Zimmerman has described his creative method as one of intuitive succession: make a part, then let that part tell you what comes next. The result is a practice that has more in common with jazz improvisation than with conventional sculptural planning. No two performances are identical; no two totems are alike. This piece is a second variation on a theme, and like all good variations it illuminates the theme by departing from it.
ARTIST BIO:
Marc Zimmerman is an American painter and ceramic sculptor based in Carmel-by-the-Sea, California. For more than four decades, his work has opened doors into imagined worlds: lush jungles filled with fantastical botanical forms, sun-drenched Mediterranean villages, vibrant florals, and ceramic totems that blend ancient influences with a distinctly contemporary vision. Zimmerman's artistic language was shaped by an unusually varied career. His background as a woodcut printmaker brought compositional clarity and strong graphic structure to his paintings, while the influence of Henri Rousseau and Paul Gauguin inspired his richly imagined landscapes. Time spent living and painting in Kauai, along with extensive travel throughout Mexico and Europe, infused his work with the saturated light, color, and atmosphere that define his celebrated Jungle, Village, and Tropical Floral series.
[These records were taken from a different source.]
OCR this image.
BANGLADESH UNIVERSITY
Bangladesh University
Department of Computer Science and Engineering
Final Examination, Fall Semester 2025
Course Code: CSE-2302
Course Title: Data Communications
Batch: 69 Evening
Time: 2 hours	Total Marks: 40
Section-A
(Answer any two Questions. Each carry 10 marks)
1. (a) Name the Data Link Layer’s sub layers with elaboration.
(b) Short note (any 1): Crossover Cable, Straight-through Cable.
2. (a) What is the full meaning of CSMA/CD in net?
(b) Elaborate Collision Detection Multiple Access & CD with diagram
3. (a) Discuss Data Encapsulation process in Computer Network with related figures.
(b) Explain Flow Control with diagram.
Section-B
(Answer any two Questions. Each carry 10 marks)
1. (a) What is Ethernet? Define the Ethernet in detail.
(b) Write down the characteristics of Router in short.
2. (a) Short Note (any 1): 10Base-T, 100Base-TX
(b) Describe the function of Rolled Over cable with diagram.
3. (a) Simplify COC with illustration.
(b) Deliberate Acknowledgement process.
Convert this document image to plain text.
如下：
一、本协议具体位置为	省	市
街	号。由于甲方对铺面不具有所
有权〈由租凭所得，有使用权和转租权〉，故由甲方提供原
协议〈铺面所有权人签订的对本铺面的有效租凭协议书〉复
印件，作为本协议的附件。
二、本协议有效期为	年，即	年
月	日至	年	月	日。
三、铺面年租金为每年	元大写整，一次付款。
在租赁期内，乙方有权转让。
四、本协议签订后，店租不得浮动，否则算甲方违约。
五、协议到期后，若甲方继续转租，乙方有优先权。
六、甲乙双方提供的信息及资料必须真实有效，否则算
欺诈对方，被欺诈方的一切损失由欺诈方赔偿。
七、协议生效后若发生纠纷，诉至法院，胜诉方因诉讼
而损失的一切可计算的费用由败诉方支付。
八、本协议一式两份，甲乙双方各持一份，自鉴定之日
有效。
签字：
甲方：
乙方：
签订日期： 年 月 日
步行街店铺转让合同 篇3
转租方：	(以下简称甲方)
In recent years, Zimmerman returned to his earliest passion, clay, creating his Garden Totem series from hand-sculpted and individually glazed ceramic elements stacked into spontaneous vertical compositions. Rooted in his pottery experience in Venice Beach during the 1960s and 70s, these works bring the same exuberance, movement, and inventive use of color found throughout his paintings into three-dimensional form. His work is represented by galleries in California, Florida, and New York, and is held in private collections throughout the United States and internationally.